Maharashtra precipitation this year through July 4 is running 59 millimeters behind the 2001-2010 average level. Only 25% of the past 20 years have seen larger deficits.
Soybeans and Corn: Food Source
While India isn’t a central player on the global corn and soybean stage, the impact on domestic food availability is important. In strong production years, India can export soybean meal to Southeast Asia and curb overall demand for imports from the Americas. India is also a major vegetable oil importer, and reduced oilseed production can force additional imports.
The relationship between soybean production and monsoon rainfall in the main producing state of Madhya Pradesh proved to be the weakest of the crop-state pairs explored in our analysis. Madhya Pradesh, in north-central India, produces roughly 60% of the country’s soybeans. The correlation between monsoon rainfall and production reaches just 44% in the June through mid-September period. The poor 2009 monsoon left a sizable rainfall deficit in Madhya Pradesh, but the state’s bean production was still 13% above trend. Similar precipitation deficits in the state in 2002 and 2014 yielded crops 40% and 4% below trend, respectively. In 2013, rainfall was so excessive that it drove production 28% below normal.
Strong soybean crops in India have historically allowed the country to export soybean meal to livestock producers in Southeast Asia and limited soybean meal demand from the Americas. On the left above, the strong relationship between soybean production in India (green line) and the country’s soybean meal exports (blue line) is shown.
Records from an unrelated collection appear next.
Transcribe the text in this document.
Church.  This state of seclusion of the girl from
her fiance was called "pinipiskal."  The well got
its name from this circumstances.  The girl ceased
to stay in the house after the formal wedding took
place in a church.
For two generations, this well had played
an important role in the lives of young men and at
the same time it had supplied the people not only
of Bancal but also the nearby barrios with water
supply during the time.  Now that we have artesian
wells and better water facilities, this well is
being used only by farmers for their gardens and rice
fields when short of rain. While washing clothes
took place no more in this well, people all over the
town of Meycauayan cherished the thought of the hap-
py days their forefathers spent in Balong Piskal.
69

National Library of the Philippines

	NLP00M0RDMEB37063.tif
On the right, accumulated precipitation anomalies from June through September in Madhya Pradesh (blue bars) are charted against that state’s annual soybean production (green line). Unlike with other summer crops, soybeans don’t correlate well with monsoonal rainfall in the largest soybean producing state.
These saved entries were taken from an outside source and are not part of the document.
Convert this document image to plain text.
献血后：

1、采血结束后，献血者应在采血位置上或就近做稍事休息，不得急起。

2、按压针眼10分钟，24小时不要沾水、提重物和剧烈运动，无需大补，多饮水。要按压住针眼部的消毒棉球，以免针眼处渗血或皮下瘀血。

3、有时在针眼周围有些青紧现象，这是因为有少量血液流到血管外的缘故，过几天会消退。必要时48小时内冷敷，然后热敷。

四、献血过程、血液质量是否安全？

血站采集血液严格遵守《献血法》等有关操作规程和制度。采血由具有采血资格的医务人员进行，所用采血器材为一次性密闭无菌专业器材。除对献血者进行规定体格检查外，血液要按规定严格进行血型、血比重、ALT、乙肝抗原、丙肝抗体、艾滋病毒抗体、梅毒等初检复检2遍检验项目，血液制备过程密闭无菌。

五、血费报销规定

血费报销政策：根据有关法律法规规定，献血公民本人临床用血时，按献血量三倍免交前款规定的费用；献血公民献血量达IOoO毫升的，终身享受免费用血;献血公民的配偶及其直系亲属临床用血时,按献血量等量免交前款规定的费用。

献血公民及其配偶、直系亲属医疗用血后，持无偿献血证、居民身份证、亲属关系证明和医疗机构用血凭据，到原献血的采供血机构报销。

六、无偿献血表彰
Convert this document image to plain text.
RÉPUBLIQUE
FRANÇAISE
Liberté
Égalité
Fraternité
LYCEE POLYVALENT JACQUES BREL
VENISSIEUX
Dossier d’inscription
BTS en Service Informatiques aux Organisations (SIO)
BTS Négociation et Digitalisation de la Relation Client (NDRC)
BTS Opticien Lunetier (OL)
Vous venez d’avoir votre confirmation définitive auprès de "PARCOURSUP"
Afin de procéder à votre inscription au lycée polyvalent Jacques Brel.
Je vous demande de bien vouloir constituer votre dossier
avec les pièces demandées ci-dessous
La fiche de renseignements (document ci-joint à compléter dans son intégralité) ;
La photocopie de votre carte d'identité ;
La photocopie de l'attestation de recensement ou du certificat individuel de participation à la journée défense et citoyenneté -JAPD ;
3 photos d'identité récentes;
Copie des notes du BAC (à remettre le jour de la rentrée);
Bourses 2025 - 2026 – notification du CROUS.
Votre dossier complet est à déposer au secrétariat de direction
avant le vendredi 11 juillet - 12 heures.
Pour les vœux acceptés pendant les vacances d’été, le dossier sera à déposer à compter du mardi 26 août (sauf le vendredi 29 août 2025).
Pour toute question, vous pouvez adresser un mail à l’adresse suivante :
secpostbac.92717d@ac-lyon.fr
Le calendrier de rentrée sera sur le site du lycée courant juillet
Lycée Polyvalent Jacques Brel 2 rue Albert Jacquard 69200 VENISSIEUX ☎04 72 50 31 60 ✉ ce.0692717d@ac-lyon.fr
Karnataka in southern India, one of the first states to see the monsoonal flow each year, is the largest corn producing area. That early summer arrival has often allowed good precipitation to accumulate in the state even if the monsoon is slow to cover the subcontinent. Poor monsoon years of 2004 and 2014 still saw good Indian corn crops with strong production in Karnataka. It grew crops that were 6% and 8% above trend, respectively, in those years. In 2014, Karnataka precipitation was well above normal despite the national trend. In another nationally deficient monsoon year, 2009, the state received excessive rains, and corn production was weak. State-level monsoon rains proved to be highly correlated to the state’s corn production at 71%.
Through July 4 this year, accumulated monsoon rainfall in Karnataka is running 41 millimeters above the 2001-2010 average level. It's the third-highest precipitation surplus in the past 20 years.
As this year’s monsoon washes over India, anxieties are elevated. There is currently a sizable precipitation deficit. However, a simple Gro analysis shows monsoon failures don’t drive a universal decline in production across all crops and all Indian states. State- and district- level data for rainfall and crop production allow analysts to create a clearer picture of the real impact of monsoons. Numerous historical examples show adequate, and sometimes excessive, rainfall totals in key crop-producing states even during poor monsoon years. In addition, crops have varying sensitivities to seasonal precipitation dynamics—Gujarat’s cotton crop is highly correlated to the seasonal rains, for example, while soybeans in Madhya Pradesh are less affected. Gro’s extensive subnational data allows one to better quantify the risk of a poor monsoon.